MINNEAPOLIS — As a Target “beauty concierge,” young Chelsea Mathison prowls the cosmetic aisles at the retailer’s Nicollet Mall store, sweetly asking shoppers if they need beauty tips and recommendations.

The pixieish clerk seems an unlikely frontline warrior in the Minneapolis-based retailer’s effort to embrace showrooming — where consumers fiddle with products in stores, only to surf their smartphones to see if they can buy the items cheaper somewhere else. Amping up customer service in key product areas such as beauty is one way Target hopes to address the fast-growing showrooming trend, especially as the crucial holiday shopping season approaches.

Showrooming may be a delightful win for value-oriented shoppers, but it has likely made retail executives gnash their teeth.

Not Casey Carl, however. Last month, Target’s president of multichannel declared in a widely read essay on Target’s website that he loves showrooming. Well, he qualified, as long as Target books the sale.

Devising a strategy to do just that means embracing a “utopian” version of Target where consumers seamlessly access bull’s-eye merchandise in stores, on the Web, through social media and via smartphones, Carl said in a recent interview. He calls it a “multichannel journey where the experience is truly personalized. If we do that, ultimately that’s where we win.”
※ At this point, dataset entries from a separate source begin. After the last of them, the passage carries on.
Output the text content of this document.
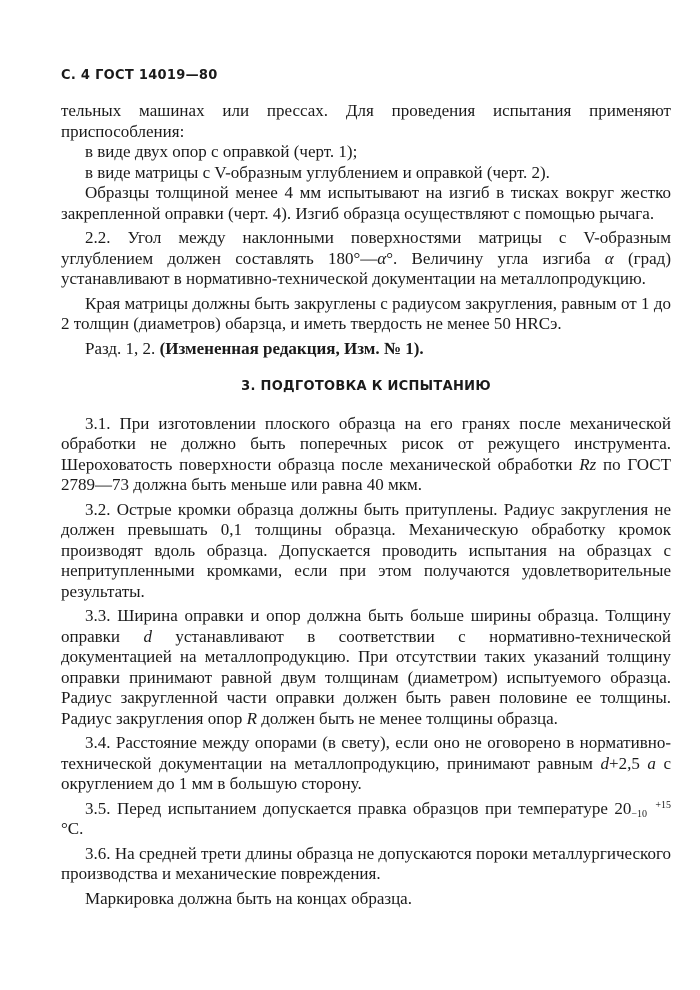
С. 4 ГОСТ 14019—80

тельных машинах или прессах. Для проведения испытания применяют приспособления:

в виде двух опор с оправкой (черт. 1);

в виде матрицы с V-образным углублением и оправкой (черт. 2).

Образцы толщиной менее 4 мм испытывают на изгиб в тисках вокруг жестко закрепленной оправки (черт. 4). Изгиб образца осуществляют с помощью рычага.

2.2. Угол между наклонными поверхностями матрицы с V-образным углублением должен составлять 180°—α°. Величину угла изгиба α (град) устанавливают в нормативно-технической документации на металлопродукцию.

Края матрицы должны быть закруглены с радиусом закругления, равным от 1 до 2 толщин (диаметров) обарзца, и иметь твердость не менее 50 HRCэ.

Разд. 1, 2. (Измененная редакция, Изм. № 1).

3. ПОДГОТОВКА К ИСПЫТАНИЮ

3.1. При изготовлении плоского образца на его гранях после механической обработки не должно быть поперечных рисок от режущего инструмента. Шероховатость поверхности образца после механической обработки Rz по ГОСТ 2789—73 должна быть меньше или равна 40 мкм.

3.2. Острые кромки образца должны быть притуплены. Радиус закругления не должен превышать 0,1 толщины образца. Механическую обработку кромок производят вдоль образца. Допускается проводить испытания на образцах с непритупленными кромками, если при этом получаются удовлетворительные результаты.

3.3. Ширина оправки и опор должна быть больше ширины образца. Толщину оправки d устанавливают в соответствии с нормативно-технической документацией на металлопродукцию. При отсутствии таких указаний толщину оправки принимают равной двум толщинам (диаметром) испытуемого образца. Радиус закругленной части оправки должен быть равен половине ее толщины. Радиус закругления опор R должен быть не менее толщины образца.

3.4. Расстояние между опорами (в свету), если оно не оговорено в нормативно-технической документации на металлопродукцию, принимают равным d+2,5 a с округлением до 1 мм в большую сторону.

3.5. Перед испытанием допускается правка образцов при температуре 20 +15
−10°С.

3.6. На средней трети длины образца не допускаются пороки металлургического производства и механические повреждения.

Маркировка должна быть на концах образца.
Amy Koo, senior analyst with Kantar Retail in Boston, said that “obviously, the elephant in the room is Amazon,” the $61 billion online marketplace. “In the last year, there have been a lot of adjustments by Target to counter the Amazon challenge, a lot of initiatives, some of which have not been fruitful, but it’s a good start,” she said.

Koo said there now appears to be a new, open attitude about showrooming. “They’re saying, ‘We know we have to do something.’ “

A study by Deloitte Consulting concluded that too many retailers dismiss mobile applications that may spur showrooming as a way to simply drive revenue to their respective websites. With up to 21 percent of total retail sales expected to be mobile-influenced by 2016, “store-based retailers should consider mobile as a strategic imperative because it affects the entire business,” the report says. “Mobile should be used as a strategic lever to boost sales across the business.”
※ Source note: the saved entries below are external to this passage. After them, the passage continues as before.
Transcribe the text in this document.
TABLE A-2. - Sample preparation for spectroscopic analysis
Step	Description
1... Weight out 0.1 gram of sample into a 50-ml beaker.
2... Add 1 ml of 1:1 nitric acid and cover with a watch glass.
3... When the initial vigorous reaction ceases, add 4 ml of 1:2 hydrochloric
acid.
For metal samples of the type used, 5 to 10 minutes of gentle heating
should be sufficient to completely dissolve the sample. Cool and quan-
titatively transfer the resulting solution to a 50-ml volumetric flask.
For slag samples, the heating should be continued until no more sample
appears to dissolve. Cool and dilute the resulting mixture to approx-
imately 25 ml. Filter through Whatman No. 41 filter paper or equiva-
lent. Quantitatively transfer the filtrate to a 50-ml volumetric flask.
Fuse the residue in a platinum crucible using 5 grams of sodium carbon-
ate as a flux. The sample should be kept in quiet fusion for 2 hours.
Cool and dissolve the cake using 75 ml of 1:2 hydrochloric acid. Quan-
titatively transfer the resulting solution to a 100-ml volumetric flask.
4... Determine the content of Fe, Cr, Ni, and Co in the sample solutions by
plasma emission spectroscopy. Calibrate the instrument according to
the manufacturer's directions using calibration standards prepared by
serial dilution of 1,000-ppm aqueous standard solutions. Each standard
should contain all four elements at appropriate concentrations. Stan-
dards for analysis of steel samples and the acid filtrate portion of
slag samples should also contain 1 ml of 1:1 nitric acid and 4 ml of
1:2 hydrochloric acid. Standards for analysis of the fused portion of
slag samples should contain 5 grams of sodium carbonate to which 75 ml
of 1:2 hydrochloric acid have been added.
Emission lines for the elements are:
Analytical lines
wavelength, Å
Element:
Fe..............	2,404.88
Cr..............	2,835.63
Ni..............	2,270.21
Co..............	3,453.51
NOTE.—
As the Deloitte study pointedly notes: “It should be a C-suite issue, not a minor topic buried at the bottom of the e-commerce division’s to-do list.”
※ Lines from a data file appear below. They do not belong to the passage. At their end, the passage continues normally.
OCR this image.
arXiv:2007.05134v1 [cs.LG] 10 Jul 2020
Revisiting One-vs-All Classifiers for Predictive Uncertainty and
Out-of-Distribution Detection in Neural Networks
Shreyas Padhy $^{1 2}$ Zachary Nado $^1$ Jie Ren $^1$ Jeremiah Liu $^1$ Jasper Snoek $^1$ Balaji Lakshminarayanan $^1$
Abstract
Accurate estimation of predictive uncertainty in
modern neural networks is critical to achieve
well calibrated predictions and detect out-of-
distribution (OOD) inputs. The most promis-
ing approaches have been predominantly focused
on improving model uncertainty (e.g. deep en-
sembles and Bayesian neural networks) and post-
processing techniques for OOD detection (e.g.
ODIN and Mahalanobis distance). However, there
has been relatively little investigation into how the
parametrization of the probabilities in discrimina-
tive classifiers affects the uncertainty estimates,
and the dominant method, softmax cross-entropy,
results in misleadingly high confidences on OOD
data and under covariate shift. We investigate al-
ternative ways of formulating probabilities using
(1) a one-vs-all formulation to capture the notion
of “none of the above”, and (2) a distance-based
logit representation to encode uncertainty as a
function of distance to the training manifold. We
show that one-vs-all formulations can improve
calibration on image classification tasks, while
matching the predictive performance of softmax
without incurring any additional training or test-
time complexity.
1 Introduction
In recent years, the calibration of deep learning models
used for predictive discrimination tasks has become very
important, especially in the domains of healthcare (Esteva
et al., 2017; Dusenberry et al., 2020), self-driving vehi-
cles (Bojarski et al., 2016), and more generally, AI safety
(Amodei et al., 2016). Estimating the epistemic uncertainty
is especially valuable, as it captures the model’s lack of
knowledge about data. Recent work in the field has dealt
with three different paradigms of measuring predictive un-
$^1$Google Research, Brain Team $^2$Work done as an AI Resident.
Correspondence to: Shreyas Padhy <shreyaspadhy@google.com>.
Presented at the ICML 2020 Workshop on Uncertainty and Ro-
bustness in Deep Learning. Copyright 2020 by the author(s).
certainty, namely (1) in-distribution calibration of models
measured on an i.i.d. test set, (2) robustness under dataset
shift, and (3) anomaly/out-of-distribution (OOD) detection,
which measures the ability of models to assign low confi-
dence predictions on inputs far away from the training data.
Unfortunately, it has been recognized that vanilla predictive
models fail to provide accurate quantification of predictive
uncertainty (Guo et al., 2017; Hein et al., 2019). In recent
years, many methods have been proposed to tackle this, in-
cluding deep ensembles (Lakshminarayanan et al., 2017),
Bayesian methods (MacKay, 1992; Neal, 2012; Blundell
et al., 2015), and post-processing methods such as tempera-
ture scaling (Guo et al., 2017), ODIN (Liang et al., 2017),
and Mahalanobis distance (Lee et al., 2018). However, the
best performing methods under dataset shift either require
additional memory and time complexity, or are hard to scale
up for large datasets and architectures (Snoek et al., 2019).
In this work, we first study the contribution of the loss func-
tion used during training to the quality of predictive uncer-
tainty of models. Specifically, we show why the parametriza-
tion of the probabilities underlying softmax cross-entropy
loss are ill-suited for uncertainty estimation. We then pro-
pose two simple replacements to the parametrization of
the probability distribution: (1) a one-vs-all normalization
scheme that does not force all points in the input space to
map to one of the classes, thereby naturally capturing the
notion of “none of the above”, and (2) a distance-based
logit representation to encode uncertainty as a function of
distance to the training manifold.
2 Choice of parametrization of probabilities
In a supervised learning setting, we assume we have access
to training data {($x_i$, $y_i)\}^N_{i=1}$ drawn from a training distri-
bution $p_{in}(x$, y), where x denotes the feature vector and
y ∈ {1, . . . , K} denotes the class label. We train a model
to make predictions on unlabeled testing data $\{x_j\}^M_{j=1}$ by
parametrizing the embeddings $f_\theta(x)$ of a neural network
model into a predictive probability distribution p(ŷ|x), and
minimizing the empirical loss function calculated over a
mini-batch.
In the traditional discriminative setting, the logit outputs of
The way smartphones drive commerce is a big-money issue, too. In the next three years, up to $752 billion in retail sales nationwide are expected to be mobile-influenced, although not all will involve showrooming. It could also involve personalized offers or coupons that flash on one’s smartphone in-store.

And, because smartphone ownership is significantly higher among consumers who are 25 to 34 years old, their use of mobile apps while shopping will deeply inform their buying habits as they mature.

Carl concedes “it’s still very early in this revolution,” and different strategies need to be vetted both in stores and online, all of which are aimed at encouraging showrooming in such a way that benefits Target.

To that end, Target began offering free Wi-Fi in stores last year, and it’s rolling out in-store pickup of online orders to its 1,800 stores (meaning free shipping). There’s also a social media digital savings program called Cartwheel that the company built by partnering with Facebook.

And, beyond the beauty concierge service, which has been instituted in 200 stores, Target is testing a new concept called Baby 360 in the Chicago area aimed at new and expecting mothers, a sweet spot in the retailer’s core demographic.

The company says this group spends 63 percent more time online researching impending purchases. Partnering with Baby Center, the company now offers more parenting-related content, product reviews and recommendations online, and store layouts have been adjusted to better suit their needs.

It’s unclear how these strategies will affect Target’s bottom line; and the company does not break out online or mobile sales.

But Richard Feinberg, a professor of retail management at Purdue University, said the hype surrounding showrooming is a bit overblown. “It captures our attention because it’s so obvious and interesting,” he said.

Consumers may respond in surveys that they showroom “because it is a strong self-image positive bias answer” when, in truth, they don’t showroom. When asked a technology question, they tend to answer affirmatively about showrooming because they want to see themselves as “very hip and high-tech.”

About 50 percent of consumers have a smartphone and of that amount, Feinberg estimates, only 15 percent will use it to research or make a purchase. And only 5 percent of that amount are so-called “exploiters” — those who research while they’re in stores and then purchase.